Avec « Paloma », sorti en 2016, le Bélanger des grands jours est réapparu. L’année dernière, il a donné un concert mémorable à La Noce (que des hits!), où il nous a annoncé qu’il avait du nouveau matériel en route. Le revoilà donc avec « Mercure en mai », paru chez Secret City Records. Un album encensé par la critique et apprécié autant des fans de la première heure que des jeunes pousses qui ont été bercées par les albums de leurs parents. Bien sûr, Bélanger était impatient de monter sur les planches pour défendre ses nouvelles tounes, et le voilà en tournée. Une tournée qui a commencé ici, au Grand Théâtre de Québec, les 22 et 23 avril derniers.

Accompagné de quatre musiciens chevronnés (Philippe Brault à la basse, José Major à la batterie, Jérôme Beaulieu aux claviers et Guillaume Doiron à la guitare, quatre barbus aux styles aussi différents que les poils sur leurs visages), Bélanger a livré un généreux spectacle qui a duré près de deux heures sans entracte.
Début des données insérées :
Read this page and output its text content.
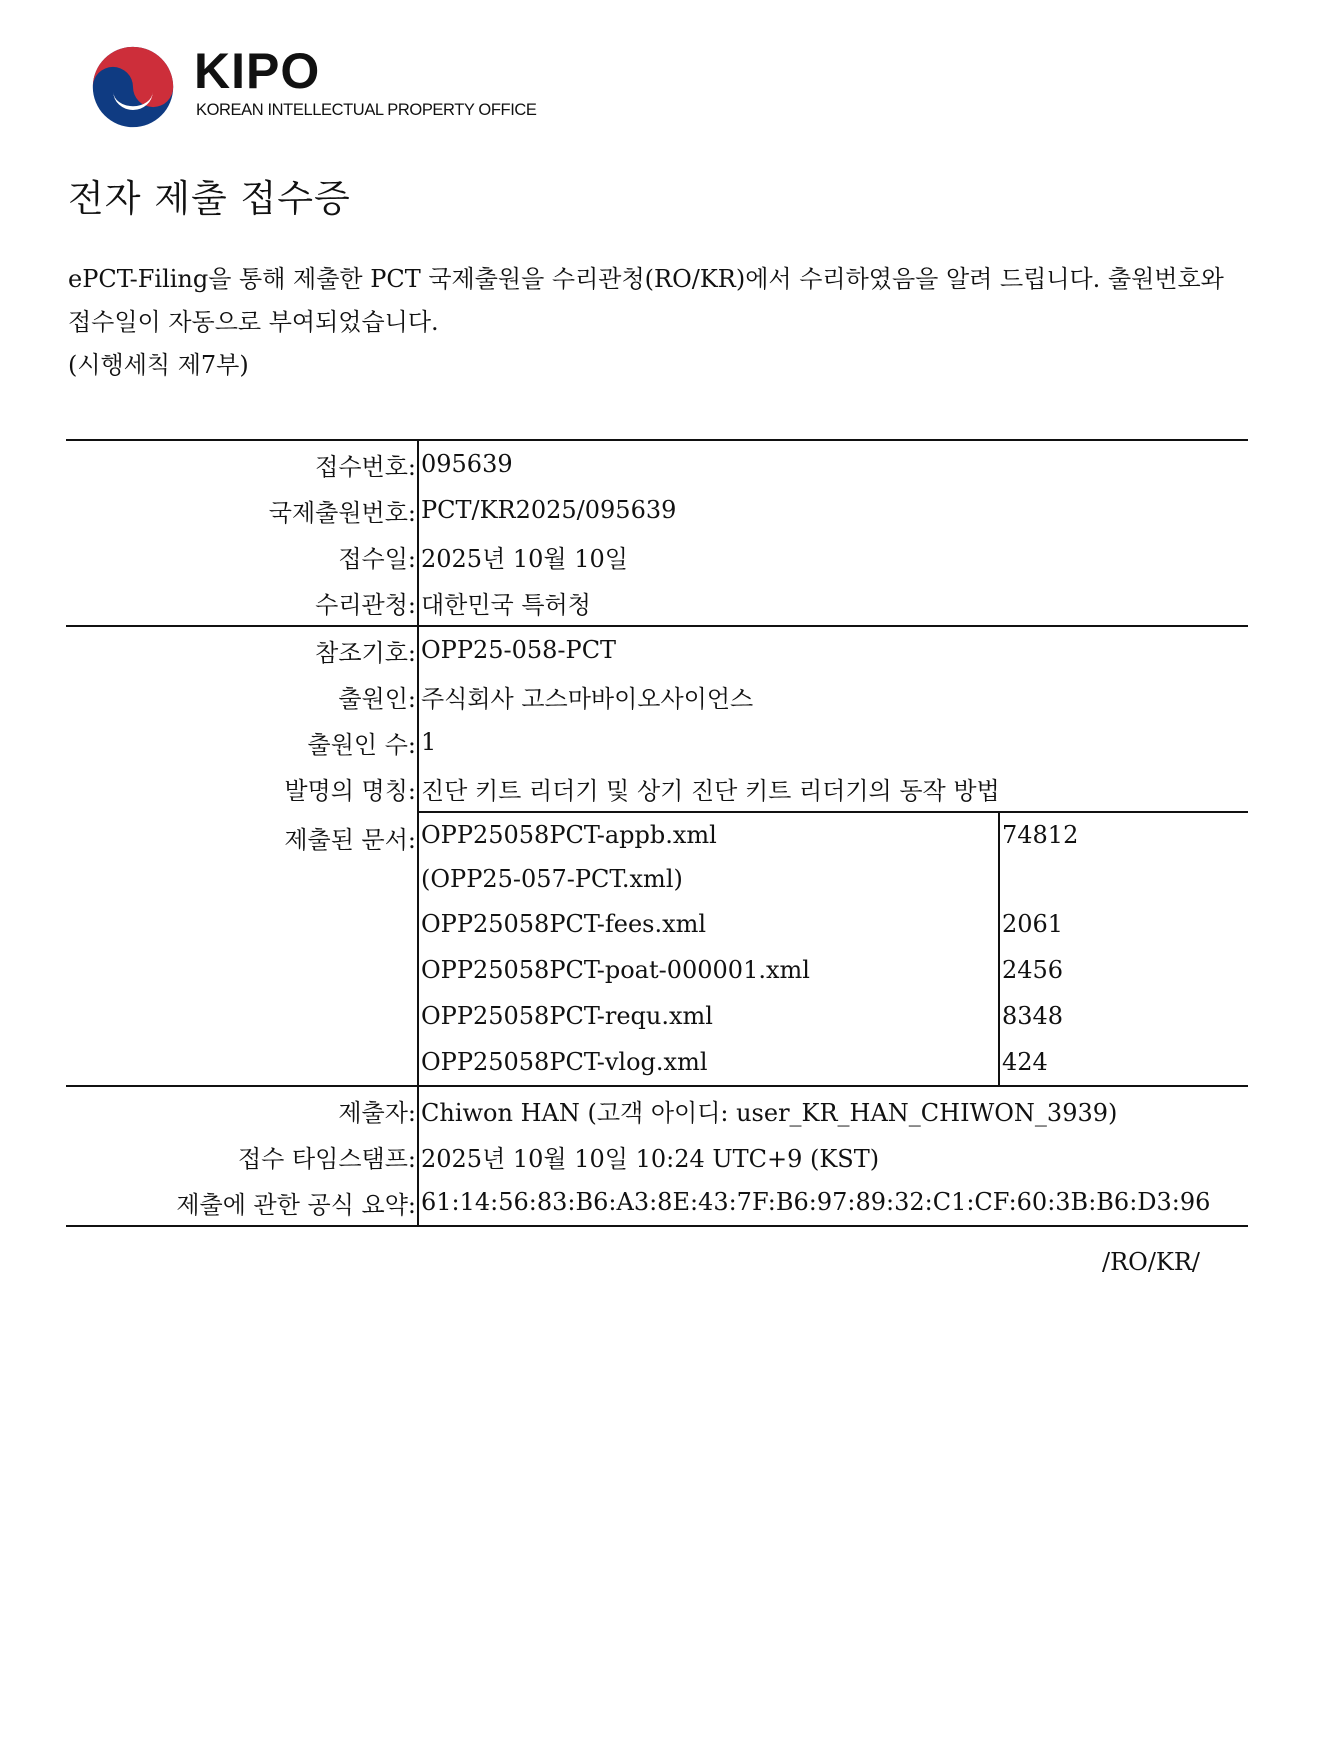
KIPO
KOREAN INTELLECTUAL PROPERTY OFFICE
전자 제출 접수증

ePCT-Filing을 통해 제출한 PCT 국제출원을 수리관청(RO/KR)에서 수리하였음을 알려 드립니다. 출원번호와 접수일이 자동으로 부여되었습니다.

(시행세칙 제7부)

접수번호:	095639	
국제출원번호:	PCT/KR2025/095639	
접수일:	2025년 10월 10일	
수리관청:	대한민국 특허청	
참조기호:	OPP25-058-PCT	
출원인:	주식회사 고스마바이오사이언스	
출원인 수:	1	
발명의 명칭:	진단 키트 리더기 및 상기 진단 키트 리더기의 동작 방법	
제출된 문서:	OPP25058PCT-appb.xml	74812
	(OPP25-057-PCT.xml)	
	OPP25058PCT-fees.xml	2061
	OPP25058PCT-poat-000001.xml	2456
	OPP25058PCT-requ.xml	8348
	OPP25058PCT-vlog.xml	424
제출자:	Chiwon HAN (고객 아이디: user_KR_HAN_CHIWON_3939)	
접수 타임스탬프:	2025년 10월 10일 10:24 UTC+9 (KST)	
제출에 관한 공식 요약:	61:14:56:83:B6:A3:8E:43:7F:B6:97:89:32:C1:CF:60:3B:B6:D3:96	
/RO/KR/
Bien sûr, il a fait la part belle aux pièces de « Mercure en mai », qui se sont glissées aisément dans le programme entre les nombreux vieux classiques. Que ce soit le ver d’oreille J’entends tout ce qui joue (dans ta tête), la belle Soleil levant, la très actuelle Il faut s’accorder ou la rêveuse Dormir dans l’auto, on a pu se rendre compte que l’auteur-compositeur-interprète a toujours une des plus belles plumes au Québec. Et que dire des magnifiques mélodies, qui nous ont fait planer comme dans l’temps?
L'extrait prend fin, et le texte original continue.